Originally posted by abeverage
Sorry I am late to the game...
It is by no small coincidence that Magnets are found to adjust ones moral compass. Or that magnets can create the feeling of Ghosts and Gods
Although not surprising is the ridicule and suspicion being brought upon any neurologists studying this phenomenon although I am a bit surprised no one mentioned it...
Originally posted by abeverage
Originally posted by Bedlam
reply to post by abeverage
That might be because astute ATSers understand that such stimulation is caused by time-varying magnetic fields and not dwarf-wielded bar magnets, but more likely it didn't seem relevant.
Regardless of who or what I find it fascinating that it is being scientifically proven that magnets do have an effect on the brain and that the so called sufferer of Schizophrenia somehow concocted or correlated this.edit on 19-5-2013 by abeverage because: (no reason given)
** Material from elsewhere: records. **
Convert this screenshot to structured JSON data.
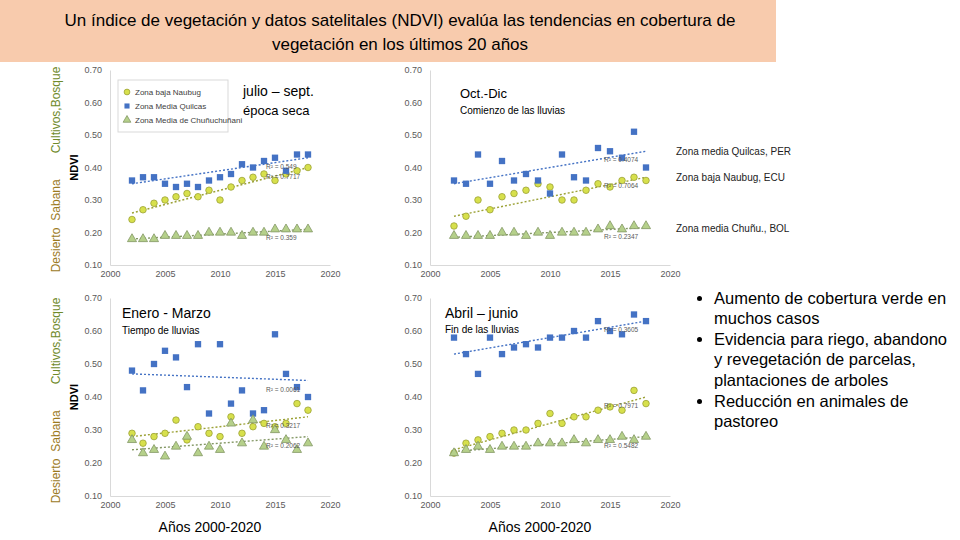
{
  "title": "Un índice de vegetación y datos satelitales (NDVI) evalúa las tendencias en cobertura de vegetación en los últimos 20 años",
  "bullets": [
    "Aumento de cobertura verde en muchos casos",
    "Evidencia para riego, abandono y revegetación de parcelas, plantaciones de arboles",
    "Reducción en animales de pastoreo"
  ],
  "chart_data": [
    {
      "type": "scatter",
      "title": "julio – sept.",
      "subtitle": "época seca",
      "ylabel": "NDVI",
      "zone_labels": [
        "Desierto",
        "Sabana",
        "Cultivos,Bosque"
      ],
      "legend": "upper left",
      "x": [
        2002,
        2003,
        2004,
        2005,
        2006,
        2007,
        2008,
        2009,
        2010,
        2011,
        2012,
        2013,
        2014,
        2015,
        2016,
        2017,
        2018
      ],
      "xlim": [
        2000,
        2020
      ],
      "xticks": [
        2000,
        2005,
        2010,
        2015,
        2020
      ],
      "ylim": [
        0.1,
        0.7
      ],
      "yticks": [
        {
          "value": 0.1,
          "label": "0.10"
        },
        {
          "value": 0.2,
          "label": "0.20"
        },
        {
          "value": 0.3,
          "label": "0.30"
        },
        {
          "value": 0.4,
          "label": "0.40"
        },
        {
          "value": 0.5,
          "label": "0.50"
        },
        {
          "value": 0.6,
          "label": "0.60"
        },
        {
          "value": 0.7,
          "label": "0.70"
        }
      ],
      "series": [
        {
          "name": "Zona baja Naubug",
          "color": "#d7e04c",
          "marker": "circle",
          "values": [
            0.24,
            0.27,
            0.29,
            0.3,
            0.31,
            0.32,
            0.31,
            0.33,
            0.3,
            0.34,
            0.36,
            0.37,
            0.38,
            0.36,
            0.38,
            0.39,
            0.4
          ],
          "trend_x": [
            2002,
            2018
          ],
          "trend_values": [
            0.26,
            0.4
          ],
          "trend_label": "R² = 0.7717"
        },
        {
          "name": "Zona Media Quilcas",
          "color": "#4472c4",
          "marker": "square",
          "values": [
            0.36,
            0.37,
            0.37,
            0.35,
            0.34,
            0.35,
            0.34,
            0.36,
            0.37,
            0.38,
            0.41,
            0.4,
            0.42,
            0.43,
            0.39,
            0.44,
            0.44
          ],
          "trend_x": [
            2002,
            2018
          ],
          "trend_values": [
            0.35,
            0.43
          ],
          "trend_label": "R² = 0.549"
        },
        {
          "name": "Zona Media de Chuñuchuñani",
          "color": "#b5d08a",
          "marker": "triangle",
          "values": [
            0.18,
            0.18,
            0.18,
            0.19,
            0.19,
            0.19,
            0.19,
            0.2,
            0.2,
            0.2,
            0.19,
            0.2,
            0.2,
            0.21,
            0.21,
            0.21,
            0.21
          ],
          "trend_x": [
            2002,
            2018
          ],
          "trend_values": [
            0.18,
            0.21
          ],
          "trend_label": "R² = 0.359"
        }
      ]
    },
    {
      "type": "scatter",
      "title": "Oct.-Dic",
      "subtitle": "Comienzo de las lluvias",
      "x": [
        2002,
        2003,
        2004,
        2005,
        2006,
        2007,
        2008,
        2009,
        2010,
        2011,
        2012,
        2013,
        2014,
        2015,
        2016,
        2017,
        2018
      ],
      "xlim": [
        2000,
        2020
      ],
      "xticks": [
        2000,
        2005,
        2010,
        2015,
        2020
      ],
      "ylim": [
        0.1,
        0.7
      ],
      "yticks": [
        {
          "value": 0.1,
          "label": "0.10"
        },
        {
          "value": 0.2,
          "label": "0.20"
        },
        {
          "value": 0.3,
          "label": "0.30"
        },
        {
          "value": 0.4,
          "label": "0.40"
        },
        {
          "value": 0.5,
          "label": "0.50"
        },
        {
          "value": 0.6,
          "label": "0.60"
        },
        {
          "value": 0.7,
          "label": "0.70"
        }
      ],
      "series": [
        {
          "label": "Zona baja Naubug, ECU",
          "color": "#d7e04c",
          "marker": "circle",
          "values": [
            0.22,
            0.25,
            0.3,
            0.27,
            0.31,
            0.32,
            0.33,
            0.35,
            0.34,
            0.3,
            0.3,
            0.33,
            0.35,
            0.34,
            0.36,
            0.37,
            0.36
          ],
          "trend_x": [
            2002,
            2018
          ],
          "trend_values": [
            0.25,
            0.37
          ],
          "trend_label": "R² = 0.7064"
        },
        {
          "label": "Zona media Quilcas, PER",
          "color": "#4472c4",
          "marker": "square",
          "values": [
            0.36,
            0.35,
            0.44,
            0.35,
            0.42,
            0.36,
            0.38,
            0.36,
            0.32,
            0.44,
            0.37,
            0.36,
            0.46,
            0.45,
            0.43,
            0.51,
            0.4
          ],
          "trend_x": [
            2002,
            2018
          ],
          "trend_values": [
            0.35,
            0.45
          ],
          "trend_label": "R² = 0.4074"
        },
        {
          "label": "Zona media Chuñu., BOL",
          "color": "#b5d08a",
          "marker": "triangle",
          "values": [
            0.19,
            0.19,
            0.19,
            0.19,
            0.2,
            0.2,
            0.19,
            0.2,
            0.19,
            0.2,
            0.2,
            0.2,
            0.21,
            0.22,
            0.21,
            0.22,
            0.22
          ],
          "trend_x": [
            2002,
            2018
          ],
          "trend_values": [
            0.185,
            0.215
          ],
          "trend_label": "R² = 0.2347"
        }
      ]
    },
    {
      "type": "scatter",
      "title": "Enero - Marzo",
      "subtitle": "Tiempo de lluvias",
      "ylabel": "NDVI",
      "xlabel": "Años 2000-2020",
      "zone_labels": [
        "Desierto",
        "Sabana",
        "Cultivos,Bosque"
      ],
      "x": [
        2002,
        2003,
        2004,
        2005,
        2006,
        2007,
        2008,
        2009,
        2010,
        2011,
        2012,
        2013,
        2014,
        2015,
        2016,
        2017,
        2018
      ],
      "xlim": [
        2000,
        2020
      ],
      "xticks": [
        2000,
        2005,
        2010,
        2015,
        2020
      ],
      "ylim": [
        0.1,
        0.7
      ],
      "yticks": [
        {
          "value": 0.1,
          "label": "0.10"
        },
        {
          "value": 0.2,
          "label": "0.20"
        },
        {
          "value": 0.3,
          "label": "0.30"
        },
        {
          "value": 0.4,
          "label": "0.40"
        },
        {
          "value": 0.5,
          "label": "0.50"
        },
        {
          "value": 0.6,
          "label": "0.60"
        },
        {
          "value": 0.7,
          "label": "0.70"
        }
      ],
      "series": [
        {
          "color": "#d7e04c",
          "marker": "circle",
          "values": [
            0.29,
            0.26,
            0.28,
            0.29,
            0.33,
            0.27,
            0.31,
            0.29,
            0.28,
            0.34,
            0.29,
            0.31,
            0.32,
            0.31,
            0.32,
            0.38,
            0.36
          ],
          "trend_x": [
            2002,
            2018
          ],
          "trend_values": [
            0.28,
            0.34
          ],
          "trend_label": "R² = 0.3217"
        },
        {
          "color": "#4472c4",
          "marker": "square",
          "values": [
            0.48,
            0.42,
            0.5,
            0.54,
            0.52,
            0.43,
            0.56,
            0.35,
            0.56,
            0.38,
            0.42,
            0.35,
            0.36,
            0.59,
            0.47,
            0.43,
            0.4
          ],
          "trend_x": [
            2002,
            2018
          ],
          "trend_values": [
            0.47,
            0.45
          ],
          "trend_label": "R² = 0.0061"
        },
        {
          "color": "#b5d08a",
          "marker": "triangle",
          "values": [
            0.27,
            0.23,
            0.24,
            0.22,
            0.25,
            0.28,
            0.23,
            0.25,
            0.24,
            0.32,
            0.26,
            0.33,
            0.25,
            0.3,
            0.27,
            0.24,
            0.26
          ],
          "trend_x": [
            2002,
            2018
          ],
          "trend_values": [
            0.24,
            0.28
          ],
          "trend_label": "R² = 0.2062"
        }
      ]
    },
    {
      "type": "scatter",
      "title": "Abril – junio",
      "subtitle": "Fin de las lluvias",
      "xlabel": "Años 2000-2020",
      "x": [
        2002,
        2003,
        2004,
        2005,
        2006,
        2007,
        2008,
        2009,
        2010,
        2011,
        2012,
        2013,
        2014,
        2015,
        2016,
        2017,
        2018
      ],
      "xlim": [
        2000,
        2020
      ],
      "xticks": [
        2000,
        2005,
        2010,
        2015,
        2020
      ],
      "ylim": [
        0.1,
        0.7
      ],
      "yticks": [
        {
          "value": 0.1,
          "label": "0.10"
        },
        {
          "value": 0.2,
          "label": "0.20"
        },
        {
          "value": 0.3,
          "label": "0.30"
        },
        {
          "value": 0.4,
          "label": "0.40"
        },
        {
          "value": 0.5,
          "label": "0.50"
        },
        {
          "value": 0.6,
          "label": "0.60"
        },
        {
          "value": 0.7,
          "label": "0.70"
        }
      ],
      "series": [
        {
          "color": "#d7e04c",
          "marker": "circle",
          "values": [
            0.23,
            0.26,
            0.27,
            0.28,
            0.29,
            0.3,
            0.3,
            0.32,
            0.35,
            0.32,
            0.34,
            0.34,
            0.36,
            0.37,
            0.36,
            0.42,
            0.38
          ],
          "trend_x": [
            2002,
            2018
          ],
          "trend_values": [
            0.24,
            0.4
          ],
          "trend_label": "R² = 0.7971"
        },
        {
          "color": "#4472c4",
          "marker": "square",
          "values": [
            0.58,
            0.53,
            0.47,
            0.58,
            0.53,
            0.55,
            0.56,
            0.55,
            0.58,
            0.58,
            0.6,
            0.58,
            0.63,
            0.6,
            0.59,
            0.65,
            0.63
          ],
          "trend_x": [
            2002,
            2018
          ],
          "trend_values": [
            0.53,
            0.63
          ],
          "trend_label": "R² = 0.3605"
        },
        {
          "color": "#b5d08a",
          "marker": "triangle",
          "values": [
            0.23,
            0.24,
            0.25,
            0.24,
            0.25,
            0.25,
            0.25,
            0.26,
            0.26,
            0.26,
            0.27,
            0.26,
            0.27,
            0.27,
            0.28,
            0.27,
            0.28
          ],
          "trend_x": [
            2002,
            2018
          ],
          "trend_values": [
            0.235,
            0.28
          ],
          "trend_label": "R² = 0.5482"
        }
      ]
    }
  ]
}
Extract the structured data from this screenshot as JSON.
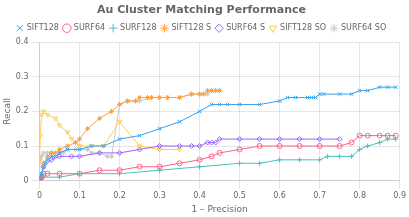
{
  "chart_data": {
    "type": "line",
    "title": "Au Cluster Matching Performance",
    "xlabel": "1 – Precision",
    "ylabel": "Recall",
    "xlim": [
      0,
      0.9
    ],
    "ylim": [
      0,
      0.4
    ],
    "xticks": [
      0,
      0.1,
      0.2,
      0.3,
      0.4,
      0.5,
      0.6,
      0.7,
      0.8,
      0.9
    ],
    "yticks": [
      0,
      0.1,
      0.2,
      0.3,
      0.4
    ],
    "grid": true,
    "legend": "top",
    "series": [
      {
        "name": "SIFT128",
        "marker": "x",
        "x": [
          0.0,
          0.005,
          0.01,
          0.015,
          0.02,
          0.03,
          0.04,
          0.05,
          0.07,
          0.1,
          0.13,
          0.16,
          0.2,
          0.25,
          0.3,
          0.35,
          0.4,
          0.43,
          0.45,
          0.47,
          0.5,
          0.55,
          0.6,
          0.62,
          0.64,
          0.67,
          0.68,
          0.69,
          0.7,
          0.71,
          0.75,
          0.78,
          0.8,
          0.82,
          0.85,
          0.87,
          0.89
        ],
        "values": [
          0.01,
          0.02,
          0.04,
          0.05,
          0.06,
          0.07,
          0.07,
          0.08,
          0.09,
          0.09,
          0.1,
          0.1,
          0.12,
          0.13,
          0.15,
          0.17,
          0.2,
          0.22,
          0.22,
          0.22,
          0.22,
          0.22,
          0.23,
          0.24,
          0.24,
          0.24,
          0.24,
          0.24,
          0.25,
          0.25,
          0.25,
          0.25,
          0.26,
          0.26,
          0.27,
          0.27,
          0.27
        ]
      },
      {
        "name": "SURF64",
        "marker": "circle",
        "x": [
          0.0,
          0.005,
          0.01,
          0.02,
          0.05,
          0.1,
          0.15,
          0.2,
          0.25,
          0.3,
          0.35,
          0.4,
          0.43,
          0.45,
          0.5,
          0.55,
          0.6,
          0.65,
          0.7,
          0.75,
          0.78,
          0.8,
          0.82,
          0.85,
          0.87,
          0.89
        ],
        "values": [
          0.005,
          0.01,
          0.02,
          0.02,
          0.02,
          0.02,
          0.03,
          0.03,
          0.04,
          0.04,
          0.05,
          0.06,
          0.07,
          0.08,
          0.09,
          0.1,
          0.1,
          0.1,
          0.1,
          0.1,
          0.11,
          0.13,
          0.13,
          0.13,
          0.13,
          0.13
        ]
      },
      {
        "name": "SURF128",
        "marker": "plus",
        "x": [
          0.0,
          0.005,
          0.01,
          0.05,
          0.1,
          0.2,
          0.3,
          0.4,
          0.5,
          0.55,
          0.6,
          0.65,
          0.7,
          0.72,
          0.75,
          0.78,
          0.8,
          0.82,
          0.85,
          0.87,
          0.89
        ],
        "values": [
          0.002,
          0.005,
          0.01,
          0.01,
          0.02,
          0.02,
          0.03,
          0.04,
          0.05,
          0.05,
          0.06,
          0.06,
          0.06,
          0.07,
          0.07,
          0.07,
          0.09,
          0.1,
          0.11,
          0.12,
          0.12
        ]
      },
      {
        "name": "SIFT128 S",
        "marker": "star",
        "x": [
          0.0,
          0.005,
          0.01,
          0.02,
          0.03,
          0.04,
          0.05,
          0.07,
          0.09,
          0.1,
          0.12,
          0.15,
          0.18,
          0.2,
          0.22,
          0.24,
          0.25,
          0.27,
          0.28,
          0.3,
          0.32,
          0.35,
          0.38,
          0.4,
          0.41,
          0.42,
          0.43,
          0.44,
          0.45
        ],
        "values": [
          0.005,
          0.01,
          0.05,
          0.07,
          0.08,
          0.08,
          0.09,
          0.1,
          0.11,
          0.12,
          0.15,
          0.18,
          0.2,
          0.22,
          0.23,
          0.23,
          0.24,
          0.24,
          0.24,
          0.24,
          0.24,
          0.24,
          0.25,
          0.25,
          0.25,
          0.26,
          0.26,
          0.26,
          0.26
        ]
      },
      {
        "name": "SURF64 S",
        "marker": "diamond",
        "x": [
          0.0,
          0.005,
          0.01,
          0.03,
          0.05,
          0.08,
          0.1,
          0.15,
          0.2,
          0.25,
          0.3,
          0.35,
          0.38,
          0.4,
          0.42,
          0.43,
          0.44,
          0.45,
          0.5,
          0.55,
          0.6,
          0.65,
          0.7,
          0.75
        ],
        "values": [
          0.003,
          0.01,
          0.04,
          0.06,
          0.07,
          0.07,
          0.07,
          0.08,
          0.08,
          0.09,
          0.1,
          0.1,
          0.1,
          0.1,
          0.11,
          0.11,
          0.11,
          0.12,
          0.12,
          0.12,
          0.12,
          0.12,
          0.12,
          0.12
        ]
      },
      {
        "name": "SIFT128 SO",
        "marker": "triangle_down",
        "x": [
          0.0,
          0.002,
          0.005,
          0.01,
          0.02,
          0.04,
          0.05,
          0.07,
          0.08,
          0.1,
          0.13,
          0.16,
          0.2,
          0.25,
          0.3,
          0.35
        ],
        "values": [
          0.06,
          0.13,
          0.19,
          0.2,
          0.19,
          0.18,
          0.16,
          0.14,
          0.12,
          0.1,
          0.1,
          0.1,
          0.17,
          0.1,
          0.09,
          0.09
        ]
      },
      {
        "name": "SURF64 SO",
        "marker": "star",
        "x": [
          0.0,
          0.002,
          0.005,
          0.01,
          0.02,
          0.03,
          0.05,
          0.06,
          0.07,
          0.09,
          0.1,
          0.12,
          0.13,
          0.15,
          0.17,
          0.18,
          0.2,
          0.22,
          0.25,
          0.28,
          0.3,
          0.32,
          0.35,
          0.38,
          0.4,
          0.42,
          0.43,
          0.44,
          0.45
        ],
        "values": [
          0.02,
          0.06,
          0.07,
          0.08,
          0.08,
          0.08,
          0.08,
          0.08,
          0.09,
          0.09,
          0.09,
          0.09,
          0.08,
          0.08,
          0.07,
          0.07,
          0.22,
          0.23,
          0.23,
          0.24,
          0.24,
          0.24,
          0.24,
          0.25,
          0.25,
          0.25,
          0.26,
          0.26,
          0.26
        ]
      }
    ]
  }
}
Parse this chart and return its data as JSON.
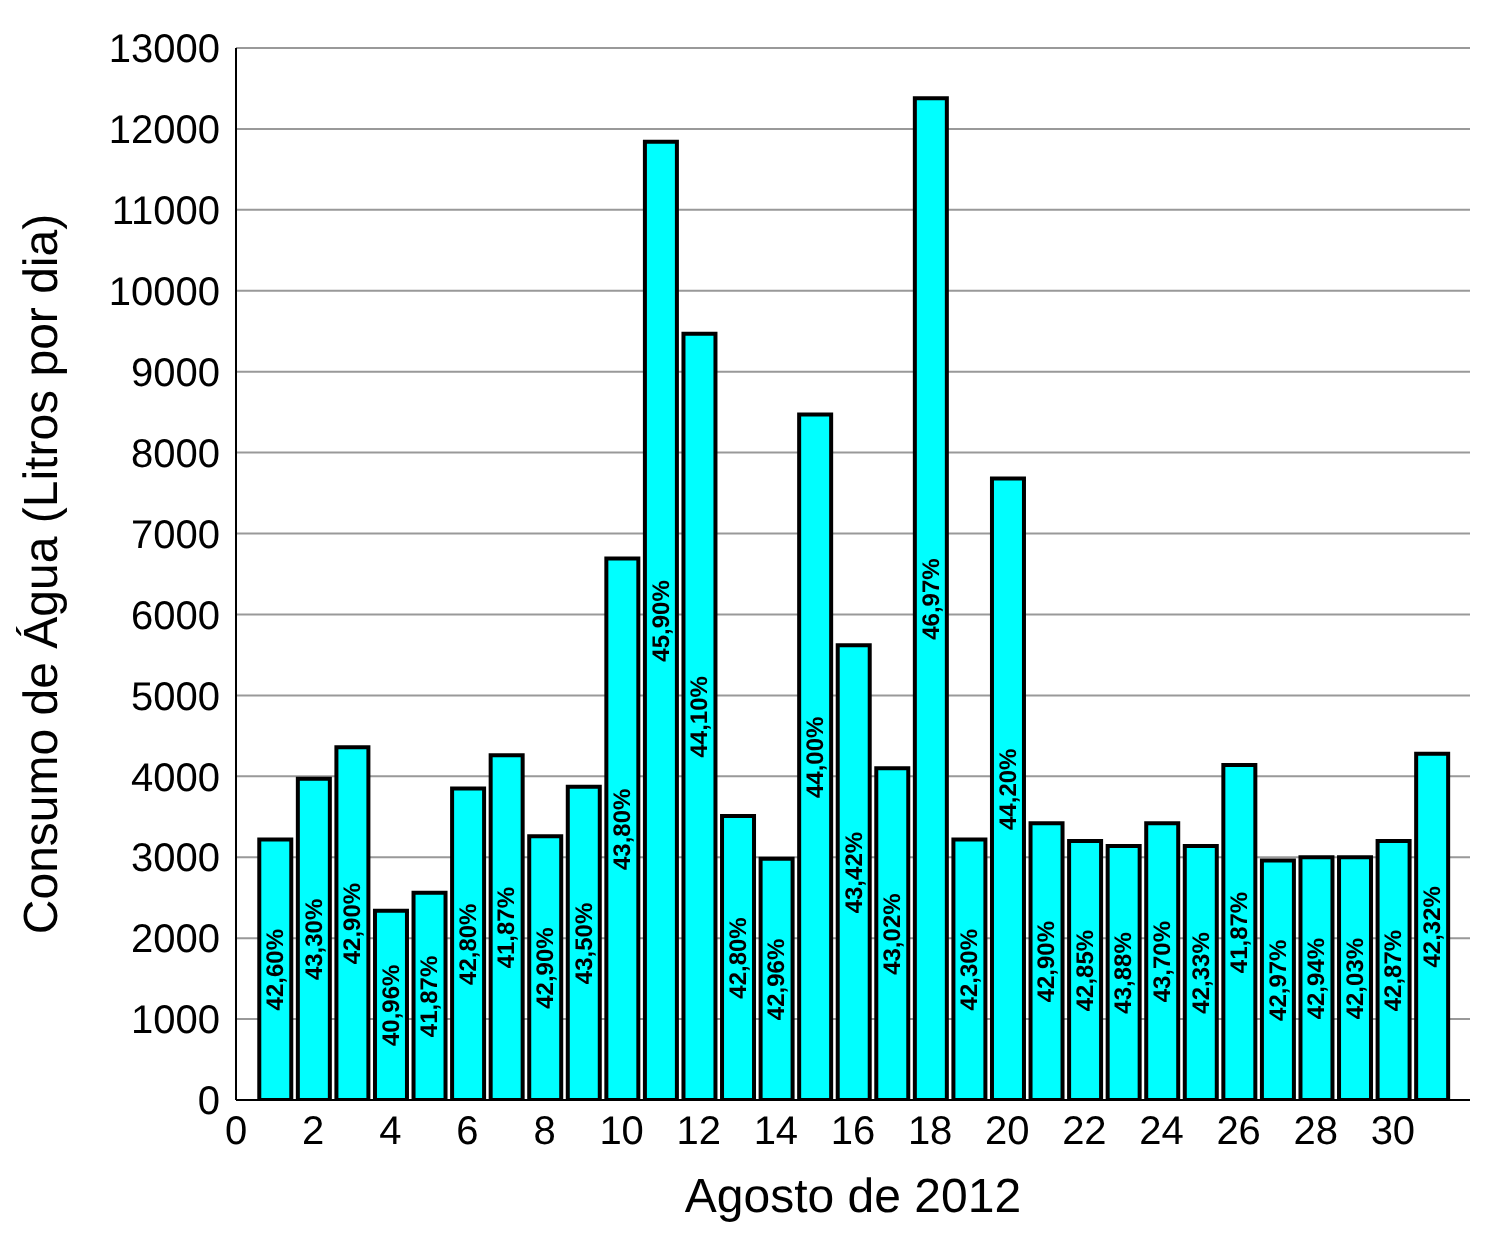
{
  "chart_data": {
    "type": "bar",
    "xlabel": "Agosto de 2012",
    "ylabel": "Consumo de Água (Litros por dia)",
    "x": [
      1,
      2,
      3,
      4,
      5,
      6,
      7,
      8,
      9,
      10,
      11,
      12,
      13,
      14,
      15,
      16,
      17,
      18,
      19,
      20,
      21,
      22,
      23,
      24,
      25,
      26,
      27,
      28,
      29,
      30,
      31
    ],
    "values": [
      3220,
      3970,
      4360,
      2340,
      2560,
      3850,
      4260,
      3260,
      3870,
      6690,
      11840,
      9470,
      3510,
      2980,
      8470,
      5620,
      4100,
      12380,
      3220,
      7680,
      3420,
      3200,
      3140,
      3420,
      3140,
      4140,
      2960,
      3000,
      3000,
      3200,
      4280
    ],
    "annotations": [
      "42,60%",
      "43,30%",
      "42,90%",
      "40,96%",
      "41,87%",
      "42,80%",
      "41,87%",
      "42,90%",
      "43,50%",
      "43,80%",
      "45,90%",
      "44,10%",
      "42,80%",
      "42,96%",
      "44,00%",
      "43,42%",
      "43,02%",
      "46,97%",
      "42,30%",
      "44,20%",
      "42,90%",
      "42,85%",
      "43,88%",
      "43,70%",
      "42,33%",
      "41,87%",
      "42,97%",
      "42,94%",
      "42,03%",
      "42,87%",
      "42,32%"
    ],
    "color": "#00ffff",
    "xlim": [
      0,
      32
    ],
    "xticks": [
      0,
      2,
      4,
      6,
      8,
      10,
      12,
      14,
      16,
      18,
      20,
      22,
      24,
      26,
      28,
      30
    ],
    "ylim": [
      0,
      13000
    ],
    "yticks": [
      0,
      1000,
      2000,
      3000,
      4000,
      5000,
      6000,
      7000,
      8000,
      9000,
      10000,
      11000,
      12000,
      13000
    ],
    "grid": "y"
  }
}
Originally posted by KilgoreTrout
It detailed that studies have confirmed that placebos are often more effective at treating mental illness in the vast majority of cases, and further, that those who take drugs to treat mental illness are far more likely to suffer major relapses of that illness than those who do not. But all the more interesting was that I learned that there is absolutely no basis in the belief that mental illness is caused by a chemical imbalance of any kind.
Or if it is, there is absolutely no evidence to support that it is, put it this way, despite having tried to find it, and continuing to try and find it, they have failed to do so. Big money is being pumped that way. And that includes schizophrenia.
I have been reading up on the subject since, and even with the most extreme forms of mental illness, the best course of action is cognitive therapy, engaging the patient in the recognition of their illness, it's symptoms, the factors that exacerbate it, and helping the patient to accept responsibility for their own 'cure'.
The worst thing, is encouraging the patient to feel like a victim of that illness, and medicating it.
Anyhoo...background information in place, I was considering how much of the epidemic of schizophrenia is based upon treating it as an 'illness' rather than as a reactionary phenomenom to modern life, just as other mental illnesses can be qualified as such. The schizophrenic may be sensitive to the atmospheric and environmental changes that have been wrought since the industrial revolution, such as magnets, electricity, and even, given the magnetic nature of such materials as granite, the increase in quarrying such materials and their use in buildings...all these factors may exacerbate what is essentially a heightened state of awareness based upon a depressive or over-sensitivity to other stimulation.
Originally posted by abeverage
reply to post by KilgoreTrout
Actually I thought it lead credence to the story of midgets with magnets adjusting his thoughts, and that it could have the very real potential of being weaponized by the nefarious...
Originally posted by mbkennel
This is false. Unless you believe, contrary to all scientific experience, that biology of cognition in humans has no relation to biology of cognition in non-human animals.
Originally posted by mbkennel
Or the complexity is sufficiently high and the tools sufficiently blunt that their success is low.
Originally posted by mbkennel
This is true, because the pharmaceuticals are not very good. Still it is difficult to achieve this with flagrant schizophrenics.
Originally posted by mbkennel
Probably the worst thing is to not treat it.
Originally posted by mbkennel
There is no evidence at all for this problem with "magnets, electricity and 'magnetic natures of granite'" having anything to do with schizophrenia. If you want to look for environmental problems then potentially blame chemical toxicity in embryonic development.